The intimation of how this phrase is used by some people is that true Christians should never be afraid.  

This phrase is usually posted on social media; typically as a response to a political or social issue where the person posting has stated a position and is defending it in religious terms. 

Interestingly, the Bible has 365 instances where God-fearers and Jesus-followers are encouraged not to "be afraid." The folks using the phrase Faith over Fear have a leg to stand on, in a manner of speaking. 

But the problem with a phrase like this is that it supports the notion that Faith and Fear cannot co-exist.  In other words, you won't be afraid if you have enough faith. 

The fact of the matter is that people of faith are frequently afraid.  The exhortations in the Bible to not be afraid are directed at people of faith, who are, in fact, afraid. 

These biblical exhortations are God's encouragement to the faithful, who naturally felt afraid when fear was warranted.  The biblical messages are reminders that we can be freed from fear, but they don't say we shouldn't ever fear. 
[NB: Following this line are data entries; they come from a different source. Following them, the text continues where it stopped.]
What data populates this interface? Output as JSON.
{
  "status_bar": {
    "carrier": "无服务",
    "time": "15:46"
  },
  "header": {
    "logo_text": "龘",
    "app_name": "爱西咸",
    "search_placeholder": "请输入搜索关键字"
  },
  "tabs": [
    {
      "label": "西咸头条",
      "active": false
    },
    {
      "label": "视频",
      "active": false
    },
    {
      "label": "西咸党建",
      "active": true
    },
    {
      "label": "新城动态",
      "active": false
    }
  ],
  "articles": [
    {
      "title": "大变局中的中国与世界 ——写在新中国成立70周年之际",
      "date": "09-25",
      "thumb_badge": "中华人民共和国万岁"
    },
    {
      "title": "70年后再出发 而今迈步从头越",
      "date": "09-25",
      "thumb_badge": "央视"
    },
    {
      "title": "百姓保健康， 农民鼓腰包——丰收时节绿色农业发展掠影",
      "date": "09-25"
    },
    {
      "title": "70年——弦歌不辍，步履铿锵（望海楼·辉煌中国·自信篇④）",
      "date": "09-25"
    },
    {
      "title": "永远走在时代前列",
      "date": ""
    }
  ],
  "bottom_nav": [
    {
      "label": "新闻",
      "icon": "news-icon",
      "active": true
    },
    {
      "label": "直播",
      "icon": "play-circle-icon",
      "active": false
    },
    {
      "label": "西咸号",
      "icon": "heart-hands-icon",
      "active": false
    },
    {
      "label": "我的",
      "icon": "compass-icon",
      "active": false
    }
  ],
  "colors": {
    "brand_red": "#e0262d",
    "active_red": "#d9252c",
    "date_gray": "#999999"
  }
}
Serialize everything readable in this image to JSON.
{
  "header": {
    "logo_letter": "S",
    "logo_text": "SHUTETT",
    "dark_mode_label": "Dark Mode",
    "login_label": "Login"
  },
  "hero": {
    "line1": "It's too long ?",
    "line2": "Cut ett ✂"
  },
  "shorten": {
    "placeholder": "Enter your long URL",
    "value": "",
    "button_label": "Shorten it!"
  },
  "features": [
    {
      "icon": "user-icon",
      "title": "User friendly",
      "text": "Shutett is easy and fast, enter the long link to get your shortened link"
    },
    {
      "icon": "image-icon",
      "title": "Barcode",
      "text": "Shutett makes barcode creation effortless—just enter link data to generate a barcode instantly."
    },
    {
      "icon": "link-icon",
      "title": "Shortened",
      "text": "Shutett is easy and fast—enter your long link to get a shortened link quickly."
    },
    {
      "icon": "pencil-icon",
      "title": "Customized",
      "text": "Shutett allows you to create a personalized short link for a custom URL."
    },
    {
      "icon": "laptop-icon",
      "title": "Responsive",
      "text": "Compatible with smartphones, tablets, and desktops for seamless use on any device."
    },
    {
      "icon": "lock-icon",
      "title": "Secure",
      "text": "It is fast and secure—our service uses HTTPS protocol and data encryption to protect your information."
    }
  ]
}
You can have faith and still be afraid.  Some fears are healthy, in fact. 

I don't have to remind anyone reading this today that there is a lot to fear in our current culture.  Not to mention the many things in our lives that are also fear-worthy.  
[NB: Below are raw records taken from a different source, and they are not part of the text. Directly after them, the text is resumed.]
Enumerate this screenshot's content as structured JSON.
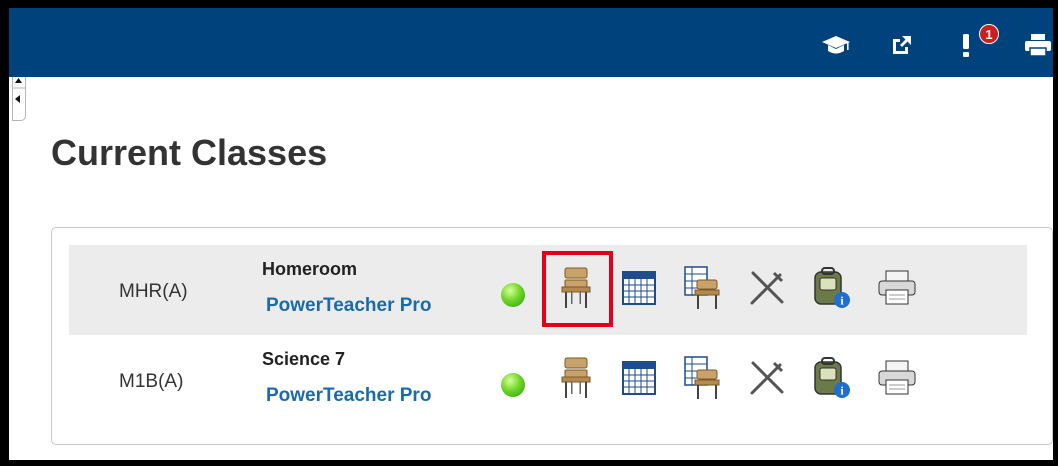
{
  "header": {
    "icons": [
      "graduation-cap-icon",
      "external-link-icon",
      "notifications-icon",
      "print-icon"
    ],
    "notification_count": "1"
  },
  "page_title": "Current Classes",
  "classes": [
    {
      "period": "MHR(A)",
      "course": "Homeroom",
      "gradebook_link": "PowerTeacher Pro",
      "status": "active",
      "seating_chart_highlighted": true
    },
    {
      "period": "M1B(A)",
      "course": "Science 7",
      "gradebook_link": "PowerTeacher Pro",
      "status": "active",
      "seating_chart_highlighted": false
    }
  ],
  "row_actions": [
    "seating-chart-icon",
    "calendar-icon",
    "roster-seating-icon",
    "tools-icon",
    "student-backpack-icon",
    "print-icon"
  ],
  "colors": {
    "header": "#00427c",
    "link": "#1a6baa",
    "highlight": "#e3001b",
    "status": "#4cc31b"
  }
}
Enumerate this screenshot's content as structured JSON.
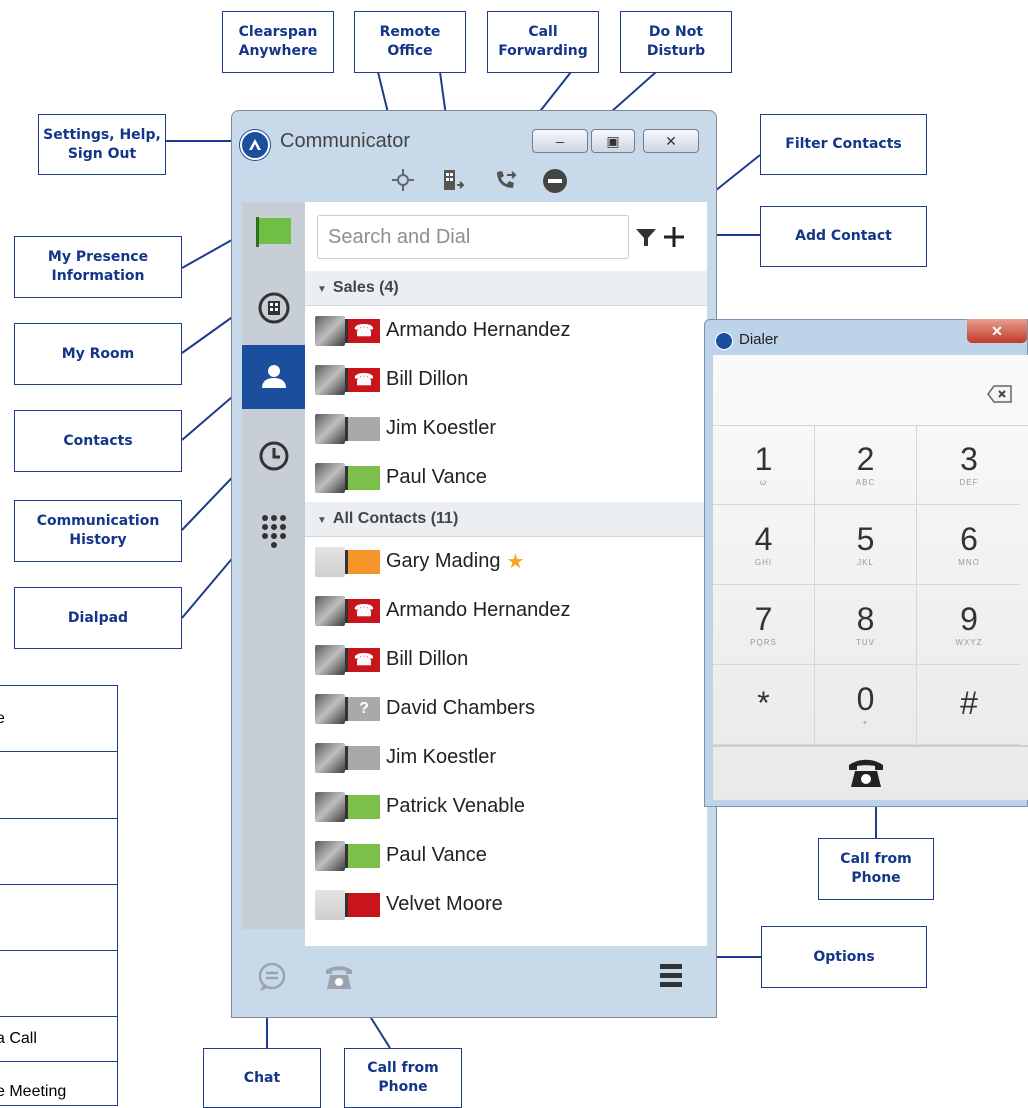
{
  "window": {
    "title": "Communicator",
    "minimize": "–",
    "maximize": "▣",
    "close": "✕"
  },
  "toolbar_icons": [
    "clearspan-anywhere-icon",
    "remote-office-icon",
    "call-forwarding-icon",
    "do-not-disturb-icon"
  ],
  "search": {
    "placeholder": "Search and Dial"
  },
  "groups": [
    {
      "label": "Sales (4)",
      "contacts": [
        {
          "name": "Armando Hernandez",
          "presence": "busy-phone"
        },
        {
          "name": "Bill Dillon",
          "presence": "busy-phone"
        },
        {
          "name": "Jim Koestler",
          "presence": "offline"
        },
        {
          "name": "Paul Vance",
          "presence": "available"
        }
      ]
    },
    {
      "label": "All Contacts (11)",
      "contacts": [
        {
          "name": "Gary Mading",
          "presence": "away",
          "favorite": true
        },
        {
          "name": "Armando Hernandez",
          "presence": "busy-phone"
        },
        {
          "name": "Bill Dillon",
          "presence": "busy-phone"
        },
        {
          "name": "David Chambers",
          "presence": "unknown"
        },
        {
          "name": "Jim Koestler",
          "presence": "offline"
        },
        {
          "name": "Patrick Venable",
          "presence": "available"
        },
        {
          "name": "Paul Vance",
          "presence": "available"
        },
        {
          "name": "Velvet Moore",
          "presence": "busy"
        }
      ]
    }
  ],
  "favorite_glyph": "★",
  "presence_colors": {
    "busy": "#c8151b",
    "available": "#7cc04b",
    "away": "#f5962a",
    "offline": "#a7a9ab",
    "unknown": "#a7a9ab"
  },
  "dialer": {
    "title": "Dialer",
    "keys": [
      {
        "digit": "1",
        "letters": "ω"
      },
      {
        "digit": "2",
        "letters": "ABC"
      },
      {
        "digit": "3",
        "letters": "DEF"
      },
      {
        "digit": "4",
        "letters": "GHI"
      },
      {
        "digit": "5",
        "letters": "JKL"
      },
      {
        "digit": "6",
        "letters": "MNO"
      },
      {
        "digit": "7",
        "letters": "PQRS"
      },
      {
        "digit": "8",
        "letters": "TUV"
      },
      {
        "digit": "9",
        "letters": "WXYZ"
      },
      {
        "digit": "*",
        "letters": ""
      },
      {
        "digit": "0",
        "letters": "+"
      },
      {
        "digit": "#",
        "letters": ""
      }
    ]
  },
  "callouts": {
    "clearspan": "Clearspan\nAnywhere",
    "remote_office": "Remote\nOffice",
    "call_forwarding": "Call\nForwarding",
    "dnd": "Do Not\nDisturb",
    "settings": "Settings, Help,\nSign Out",
    "filter": "Filter Contacts",
    "add_contact": "Add Contact",
    "presence": "My Presence\nInformation",
    "my_room": "My Room",
    "contacts": "Contacts",
    "history": "Communication\nHistory",
    "dialpad": "Dialpad",
    "call_from_phone_dialer": "Call from\nPhone",
    "options": "Options",
    "chat": "Chat",
    "call_from_phone_bottom": "Call from\nPhone"
  },
  "side_table": [
    "e",
    "",
    "",
    "",
    "",
    "a Call",
    "e Meeting"
  ],
  "accent": "#14368a"
}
Millions of people suffer from anxiety in our world, most of whom have no control over it without counseling and/or medication.  

To hear the phrase Faith over Fear is like a slap in the face to those who can't help their fears and require treatment to be able to function.  

It's also a dangerous thing for some who need treatment but then think that if they just had enough faith, they would be able to overcome their fears without it. 

In her book, Have a Beautiful, Terrible Day! author Kate Bowler wrote a variation of the Beatitudes that reflects the idea that we often hold faith and fear in the same space and why that's helpful: 
Blessed are we, the anxious, 
with eyes wide open to the lovely and the awful. 
Blessed are we, the aware, 
knowing that the only sane thing to do in such a world
is to admit the fear that sits in our peripheral vision. 
Blessed are we, the hopeful, eyes searching for the horizon, 
ready to meet the next miracle, the next surprise. 
Yes, blessed are we, the grateful, 
awake to this beautiful, terrible day. 

Here's something we all need to hear... 

We can have faith and still have fear, and we can also have hope in the midst of that tension.  Sometimes, being able to name the fear within us is powerful because it's there and needs to be confronted. 

Naming our fear also takes away some of its power and enables us to find the strength to look to the horizon for signs of hope.  

So consider yourself blessed today if you are anxious, aware, and afraid. It does not mean you don't have faith; quite the contrary.  It simply means embracing your current reality and reminding yourself that "this too shall pass." 

There are miracles and surprises aplenty if we are willing to lift our eyes and look beyond where we happen to be. 

May the grace and peace of our Lord Jesus Christ be with us all, now and always. Amen.